All participants experienced at least one adverse event (AE, a side effect) after the single dose, of which 10 (71%) were considered related to treatment. In contrast, there were no serious AE (SAEs) associated with Zolgensma, and five who reported SAEs were not related to treatment and were resolved.

“When treated with Zolgensma prior to the onset of symptoms, not only did all patients survive but were thriving — breathing and eating on their own and sitting independently, with many standing and walking,” Shephard Mpofu, MD, chief medical officer at Novartis, said in a press release. “When you consider these newborns would go on to develop severe symptoms of SMA Type 1, a devastating, progressive disease that robs children of the ability to talk, eat, sit up and even breathe, findings from the SPR1NT trial are nothing short of extraordinary.”

The SPR1NT trial investigating the three-copy group is ongoing.

STR1VE-EU trial

The now-completed STR1VE-EU trial (NCT03461289) assessed the safety and effectiveness of Zolgensma in 33 infants with SMA type 1 who were younger than 6 months and had two copies of the SMN2 gene.

STR1VE-EU was distinct from other Zolgensma trials because it included 33 symptomatic patients with variable degrees of disease severity. Before treatment (baseline), the mean CHOP INTEND score was 28, with nine participants (27%) requiring ventilatory support, nine (27%) needing feeding support, and five (15%) requiring both.

Of the 33 patients initially enrolled, 32 completed the study, and 27 (82%) met developmental milestones not seen in SMA type 1 natural history. Sitting independently for 10 seconds or more — the trial’s primary goal — was achieved by 14 (44%). Head control was seen in 30 (77%) participants, rolling from back to sides in 19 (58%), and 16 sat without support for 30 seconds or more, including all those who met the primary goal.

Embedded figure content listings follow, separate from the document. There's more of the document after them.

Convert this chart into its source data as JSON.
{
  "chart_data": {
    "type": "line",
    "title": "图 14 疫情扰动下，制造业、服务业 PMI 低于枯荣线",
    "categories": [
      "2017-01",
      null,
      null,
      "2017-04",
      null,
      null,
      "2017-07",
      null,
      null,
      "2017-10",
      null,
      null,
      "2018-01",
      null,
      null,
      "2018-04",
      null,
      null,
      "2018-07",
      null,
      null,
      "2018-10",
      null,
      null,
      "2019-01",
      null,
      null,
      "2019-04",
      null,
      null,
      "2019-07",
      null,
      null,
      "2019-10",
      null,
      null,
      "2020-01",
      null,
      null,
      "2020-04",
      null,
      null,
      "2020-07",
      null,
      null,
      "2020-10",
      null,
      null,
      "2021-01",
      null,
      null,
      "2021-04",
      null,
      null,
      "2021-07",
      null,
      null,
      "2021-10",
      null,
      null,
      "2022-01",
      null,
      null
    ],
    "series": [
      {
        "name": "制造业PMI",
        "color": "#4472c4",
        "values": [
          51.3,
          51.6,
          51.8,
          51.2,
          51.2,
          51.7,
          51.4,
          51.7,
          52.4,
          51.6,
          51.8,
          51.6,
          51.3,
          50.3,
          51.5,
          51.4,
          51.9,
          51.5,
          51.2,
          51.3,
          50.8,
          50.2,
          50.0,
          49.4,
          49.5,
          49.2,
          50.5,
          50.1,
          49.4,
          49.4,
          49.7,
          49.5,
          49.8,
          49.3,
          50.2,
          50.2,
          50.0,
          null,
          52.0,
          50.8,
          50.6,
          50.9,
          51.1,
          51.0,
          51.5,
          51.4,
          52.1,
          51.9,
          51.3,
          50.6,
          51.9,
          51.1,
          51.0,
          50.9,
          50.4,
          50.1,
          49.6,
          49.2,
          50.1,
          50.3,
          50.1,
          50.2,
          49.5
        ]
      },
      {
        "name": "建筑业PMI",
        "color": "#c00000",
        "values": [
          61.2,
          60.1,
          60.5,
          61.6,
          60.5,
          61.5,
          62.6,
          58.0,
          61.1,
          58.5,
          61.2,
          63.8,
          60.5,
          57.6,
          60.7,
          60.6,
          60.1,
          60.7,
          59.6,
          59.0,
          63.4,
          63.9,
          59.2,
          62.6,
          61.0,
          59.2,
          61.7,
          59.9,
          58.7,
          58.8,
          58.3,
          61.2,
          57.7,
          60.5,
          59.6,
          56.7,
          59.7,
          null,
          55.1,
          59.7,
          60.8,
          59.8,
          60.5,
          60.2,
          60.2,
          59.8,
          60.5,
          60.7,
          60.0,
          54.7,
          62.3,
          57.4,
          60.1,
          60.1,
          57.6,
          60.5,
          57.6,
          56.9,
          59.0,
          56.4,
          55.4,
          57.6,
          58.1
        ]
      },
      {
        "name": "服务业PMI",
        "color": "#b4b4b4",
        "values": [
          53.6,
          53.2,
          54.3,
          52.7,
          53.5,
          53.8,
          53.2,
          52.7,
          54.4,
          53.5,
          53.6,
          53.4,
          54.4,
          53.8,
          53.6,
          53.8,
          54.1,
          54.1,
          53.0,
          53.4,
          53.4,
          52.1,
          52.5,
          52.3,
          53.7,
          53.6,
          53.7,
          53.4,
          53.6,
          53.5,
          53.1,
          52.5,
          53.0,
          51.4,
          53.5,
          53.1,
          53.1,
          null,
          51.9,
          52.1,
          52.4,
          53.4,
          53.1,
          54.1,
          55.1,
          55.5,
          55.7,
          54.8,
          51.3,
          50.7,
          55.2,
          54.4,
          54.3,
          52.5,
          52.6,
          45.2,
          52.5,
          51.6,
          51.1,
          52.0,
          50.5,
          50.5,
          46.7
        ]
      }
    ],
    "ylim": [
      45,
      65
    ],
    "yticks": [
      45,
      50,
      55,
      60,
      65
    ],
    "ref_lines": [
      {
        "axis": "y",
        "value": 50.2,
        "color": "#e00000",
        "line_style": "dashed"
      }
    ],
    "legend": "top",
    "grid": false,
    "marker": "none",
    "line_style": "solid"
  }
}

Two patients also stood with assistance, another crawled, pulled to stand, and walked without assistance, all by the age of 18 months.

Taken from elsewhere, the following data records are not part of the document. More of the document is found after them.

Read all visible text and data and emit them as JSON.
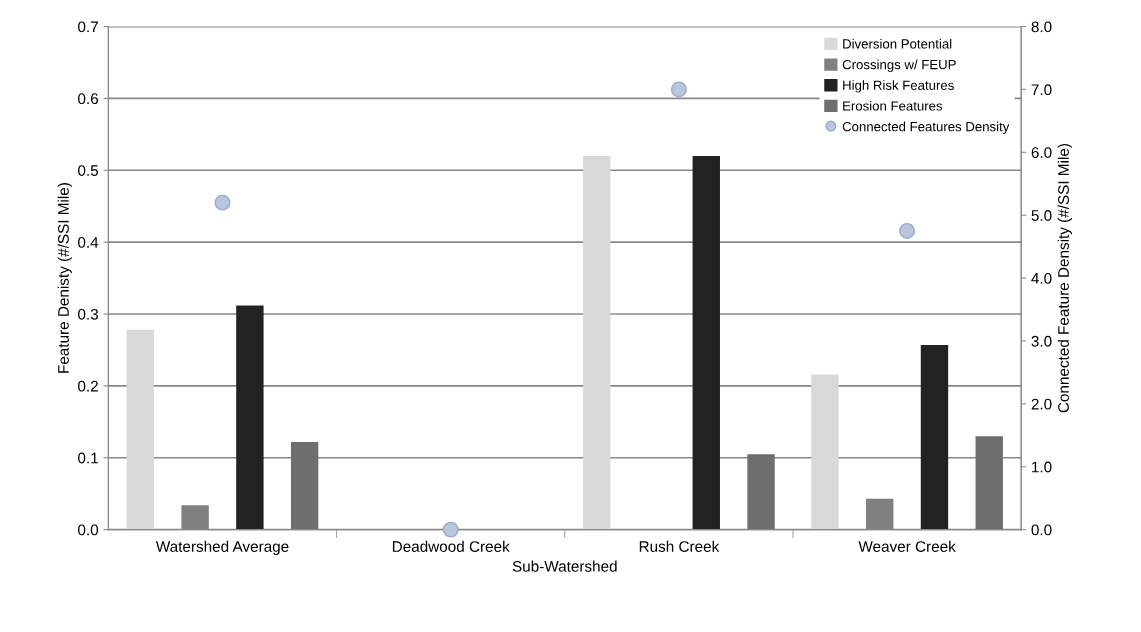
{
  "chart_data": {
    "type": "bar",
    "xlabel": "Sub-Watershed",
    "ylabel": "Feature Denisty (#/SSI Mile)",
    "y2label": "Connected Feature Density (#/SSI Mile)",
    "categories": [
      "Watershed Average",
      "Deadwood Creek",
      "Rush Creek",
      "Weaver Creek"
    ],
    "series": [
      {
        "name": "Diversion Potential",
        "color": "#d9d9d9",
        "values": [
          0.278,
          0,
          0.52,
          0.216
        ]
      },
      {
        "name": "Crossings w/ FEUP",
        "color": "#808080",
        "values": [
          0.034,
          0,
          0,
          0.043
        ]
      },
      {
        "name": "High Risk Features",
        "color": "#222222",
        "values": [
          0.312,
          0,
          0.52,
          0.257
        ]
      },
      {
        "name": "Erosion Features",
        "color": "#6e6e6e",
        "values": [
          0.122,
          0,
          0.105,
          0.13
        ]
      },
      {
        "name": "Connected Features Density",
        "type": "scatter",
        "axis": "y2",
        "color": "#b8c6de",
        "marker": "circle",
        "values": [
          5.2,
          0.0,
          7.0,
          4.75
        ]
      }
    ],
    "ylim": [
      0,
      0.7
    ],
    "yticks": [
      {
        "value": 0,
        "label": "0.0"
      },
      0.1,
      0.2,
      0.3,
      0.4,
      0.5,
      0.6,
      0.7
    ],
    "y2lim": [
      0,
      8
    ],
    "y2ticks": [
      {
        "value": 0,
        "label": "0.0"
      },
      {
        "value": 1,
        "label": "1.0"
      },
      {
        "value": 2,
        "label": "2.0"
      },
      {
        "value": 3,
        "label": "3.0"
      },
      {
        "value": 4,
        "label": "4.0"
      },
      {
        "value": 5,
        "label": "5.0"
      },
      {
        "value": 6,
        "label": "6.0"
      },
      {
        "value": 7,
        "label": "7.0"
      },
      {
        "value": 8,
        "label": "8.0"
      }
    ],
    "grid": "y",
    "legend": "top right"
  }
}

The trial’s secondary efficacy outcome of survival without permanent ventilatory support at 14 months was met by 32 patients (97%) versus a quarter of those in the PNCR natural history group. Most (73%) achieved a CHOP INTEND score of 40 points or more, 14 (42%) a score of 50 or more, and three (9%) demonstrated scores of 58 points or more.

Thirteen did not require any ventilatory support at 18 months compared with none in the PNCR group. Of the nine needing ventilatory help before treatment, two achieved independence. The majority (67%) of those who did not require ventilation at baseline remained free from this support by the study’s completion.

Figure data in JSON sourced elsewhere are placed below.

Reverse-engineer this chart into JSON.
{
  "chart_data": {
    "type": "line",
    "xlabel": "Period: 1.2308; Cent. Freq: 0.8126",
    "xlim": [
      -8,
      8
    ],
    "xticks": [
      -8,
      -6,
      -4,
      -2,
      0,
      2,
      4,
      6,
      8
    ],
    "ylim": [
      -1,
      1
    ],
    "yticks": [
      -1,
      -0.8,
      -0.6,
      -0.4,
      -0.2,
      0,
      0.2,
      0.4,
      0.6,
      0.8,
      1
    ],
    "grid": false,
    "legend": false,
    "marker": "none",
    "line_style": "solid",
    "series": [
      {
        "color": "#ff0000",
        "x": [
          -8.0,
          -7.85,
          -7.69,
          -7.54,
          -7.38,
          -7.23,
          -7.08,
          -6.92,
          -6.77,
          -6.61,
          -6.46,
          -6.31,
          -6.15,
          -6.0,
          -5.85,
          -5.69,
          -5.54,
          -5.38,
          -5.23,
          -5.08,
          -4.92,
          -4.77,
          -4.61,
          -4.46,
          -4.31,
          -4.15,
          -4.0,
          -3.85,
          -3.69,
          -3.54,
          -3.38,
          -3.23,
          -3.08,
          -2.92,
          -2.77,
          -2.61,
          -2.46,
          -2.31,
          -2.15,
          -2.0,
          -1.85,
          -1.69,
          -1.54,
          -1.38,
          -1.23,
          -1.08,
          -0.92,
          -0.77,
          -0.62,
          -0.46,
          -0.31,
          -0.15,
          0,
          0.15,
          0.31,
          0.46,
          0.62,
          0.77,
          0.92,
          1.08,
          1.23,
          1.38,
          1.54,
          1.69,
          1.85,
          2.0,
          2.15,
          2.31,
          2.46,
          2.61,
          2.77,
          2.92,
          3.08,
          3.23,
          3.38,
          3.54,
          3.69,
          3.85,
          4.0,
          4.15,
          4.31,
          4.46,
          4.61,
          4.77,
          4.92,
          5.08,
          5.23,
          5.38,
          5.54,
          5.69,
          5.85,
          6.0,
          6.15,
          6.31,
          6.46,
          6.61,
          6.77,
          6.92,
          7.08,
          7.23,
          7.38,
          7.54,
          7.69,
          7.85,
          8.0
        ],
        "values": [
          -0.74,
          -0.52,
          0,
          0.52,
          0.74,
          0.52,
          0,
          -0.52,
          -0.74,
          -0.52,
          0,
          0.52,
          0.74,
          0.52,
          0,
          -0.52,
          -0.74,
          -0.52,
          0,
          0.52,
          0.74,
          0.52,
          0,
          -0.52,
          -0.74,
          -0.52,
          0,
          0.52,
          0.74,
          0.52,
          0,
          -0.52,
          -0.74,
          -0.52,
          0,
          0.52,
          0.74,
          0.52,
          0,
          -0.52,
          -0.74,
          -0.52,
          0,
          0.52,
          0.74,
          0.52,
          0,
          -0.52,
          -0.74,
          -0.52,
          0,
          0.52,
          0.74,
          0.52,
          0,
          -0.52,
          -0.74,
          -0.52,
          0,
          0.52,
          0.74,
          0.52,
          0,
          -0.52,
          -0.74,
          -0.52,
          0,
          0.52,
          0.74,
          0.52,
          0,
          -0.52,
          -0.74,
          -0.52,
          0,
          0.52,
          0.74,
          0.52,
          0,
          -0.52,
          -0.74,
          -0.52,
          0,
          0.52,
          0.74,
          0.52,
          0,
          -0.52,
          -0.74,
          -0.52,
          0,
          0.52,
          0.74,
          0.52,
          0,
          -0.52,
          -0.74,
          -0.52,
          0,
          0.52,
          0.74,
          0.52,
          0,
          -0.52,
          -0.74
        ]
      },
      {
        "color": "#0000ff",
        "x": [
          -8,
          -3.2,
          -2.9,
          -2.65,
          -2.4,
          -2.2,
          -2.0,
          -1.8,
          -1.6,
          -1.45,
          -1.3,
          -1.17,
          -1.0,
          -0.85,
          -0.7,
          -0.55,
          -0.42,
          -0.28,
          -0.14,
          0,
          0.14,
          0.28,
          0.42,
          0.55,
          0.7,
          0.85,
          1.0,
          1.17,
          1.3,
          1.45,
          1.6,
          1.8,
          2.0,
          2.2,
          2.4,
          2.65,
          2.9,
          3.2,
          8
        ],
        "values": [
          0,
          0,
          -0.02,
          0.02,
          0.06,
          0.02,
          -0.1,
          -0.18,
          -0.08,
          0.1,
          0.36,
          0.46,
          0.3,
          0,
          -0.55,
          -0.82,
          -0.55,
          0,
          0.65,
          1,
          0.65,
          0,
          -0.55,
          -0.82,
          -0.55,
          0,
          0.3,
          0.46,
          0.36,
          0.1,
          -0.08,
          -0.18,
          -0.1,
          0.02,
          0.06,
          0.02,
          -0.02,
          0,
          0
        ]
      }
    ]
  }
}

An “ability to thrive” in these symptomatic patients, which included swallowing, feeding, and age-appropriate weight maintenance, was met by 23 patients, of which seven (30%) achieved this criterion at 18 months of age (versus none in the PNCR study) and 20 (87%) were fed exclusively by mouth and remained support-free. Of the nine participants who needed feeding, four did not need this support by 18 months. Age-appropriate weight maintenance was reported in 65%.

Regarding safety, all 32 reported at least one AE, of whom six experienced an SAE. All reported AEs were consistent with the known safety profile, and no new safety issues were identified. The child that discontinued the study had breathing distress and brain injury due to oxygen deprivation, which proved fatal. Based on autopsy findings, that death was unrelated to Zolgensma.

“STR1VE-EU included some patients with more severe SMA at baseline, yet the study demonstrated consistent and significant therapeutic benefit for symptomatic children with SMA Type 1,” said Eugenio Mercuri, MD, PhD, Department of Pediatric Neurology at the Catholic University in Italy. “This is a remarkable outcome that adds to the robust body of clinical evidence for Zolgensma showing that even among patients with more severe disease, Zolgensma was highly effective and demonstrated a consistent safety profile,” he said.

The STR1VE-EU data is being presented at the 2021 European Academy for Neurology (EAN) Virtual Congress.

“With more than 1,200 children now treated, these data presented at EAN further reinforce the life-changing benefit of a one-time treatment of Zolgensma,” added Mpofu.